In order to develop Binh Thuan and Mui Ne National Tourism Site in a green and sustainable manner, environmental protection activities should be deployed with an urgent focus on the fight against plastic waste. This fight will require the participation of the entire society, including efforts from businesses and the wider community, Mr Chinh noted.
Nguyen Van Khoa, Chairman of the Binh Thuan Tourism Association, said coastal tourism sites in the province have dealt with waste drifting in from the ocean with 90 per cent of rubbish being made up of plastic waste.
Delegates at the event underlined the importance of expanding environmental campaigns in the fight against plastic waste by cleaning up beaches and using environmentally friendly products.
Anton Bespalov, Director of Victoria Resort, shared some experiences in the use of products to replace plastics. Mr Bespalov noted how all nylon bags and plastic products in the resort’s rooms had been replaced by wooden products and paper bags.

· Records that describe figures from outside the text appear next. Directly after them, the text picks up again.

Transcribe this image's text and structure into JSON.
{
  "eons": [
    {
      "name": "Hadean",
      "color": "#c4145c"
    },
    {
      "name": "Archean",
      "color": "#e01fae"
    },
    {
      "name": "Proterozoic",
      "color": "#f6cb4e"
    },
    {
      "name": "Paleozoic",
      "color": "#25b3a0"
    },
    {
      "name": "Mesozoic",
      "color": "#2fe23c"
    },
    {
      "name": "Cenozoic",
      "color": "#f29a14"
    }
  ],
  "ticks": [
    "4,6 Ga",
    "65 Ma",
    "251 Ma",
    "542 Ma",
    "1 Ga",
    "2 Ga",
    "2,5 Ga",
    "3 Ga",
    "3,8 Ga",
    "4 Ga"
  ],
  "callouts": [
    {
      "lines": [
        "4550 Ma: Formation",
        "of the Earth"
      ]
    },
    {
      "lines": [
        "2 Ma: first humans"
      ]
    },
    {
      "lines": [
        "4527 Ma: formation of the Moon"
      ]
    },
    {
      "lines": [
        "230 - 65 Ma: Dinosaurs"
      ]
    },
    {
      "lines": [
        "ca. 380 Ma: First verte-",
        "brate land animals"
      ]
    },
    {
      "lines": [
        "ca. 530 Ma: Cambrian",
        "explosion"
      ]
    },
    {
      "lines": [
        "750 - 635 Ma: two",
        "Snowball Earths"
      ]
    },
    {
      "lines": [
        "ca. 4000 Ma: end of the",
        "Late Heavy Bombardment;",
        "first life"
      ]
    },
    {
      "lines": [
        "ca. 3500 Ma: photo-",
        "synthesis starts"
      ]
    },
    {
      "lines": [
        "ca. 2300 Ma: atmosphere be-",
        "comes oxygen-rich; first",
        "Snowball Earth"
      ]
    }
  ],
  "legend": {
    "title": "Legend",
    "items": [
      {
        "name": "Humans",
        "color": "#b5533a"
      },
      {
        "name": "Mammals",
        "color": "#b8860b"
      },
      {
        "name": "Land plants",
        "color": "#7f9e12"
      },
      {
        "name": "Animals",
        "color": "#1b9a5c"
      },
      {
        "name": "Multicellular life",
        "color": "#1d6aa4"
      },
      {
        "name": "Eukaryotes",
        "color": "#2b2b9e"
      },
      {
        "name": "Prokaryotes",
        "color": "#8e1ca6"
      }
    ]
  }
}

He underlined the involvement of travel companies in the fight against plastic waste, which will help to elevate the image of Binh Thuan as a tourism destination to international visitors.
Delegates at the event said priority should be given to increasing public awareness about not throwing away rubbish into the environment while additional waste bins should be installed in public places.
Currently only 15 tourism businesses in Binh Thuan have participated in a campaign to say no to single-use plastic products, use environmentally friendly products themselves, and take part in the Clean Up Day program.
Chinh also called on tourism businesses and major localities nationwide to change their habit of using single-use plastic products including nylon bags.
He noted that all travel companies in the region aim to use environmentally friendly products by 2020 and say no to the use of nylon bags in supermarkets.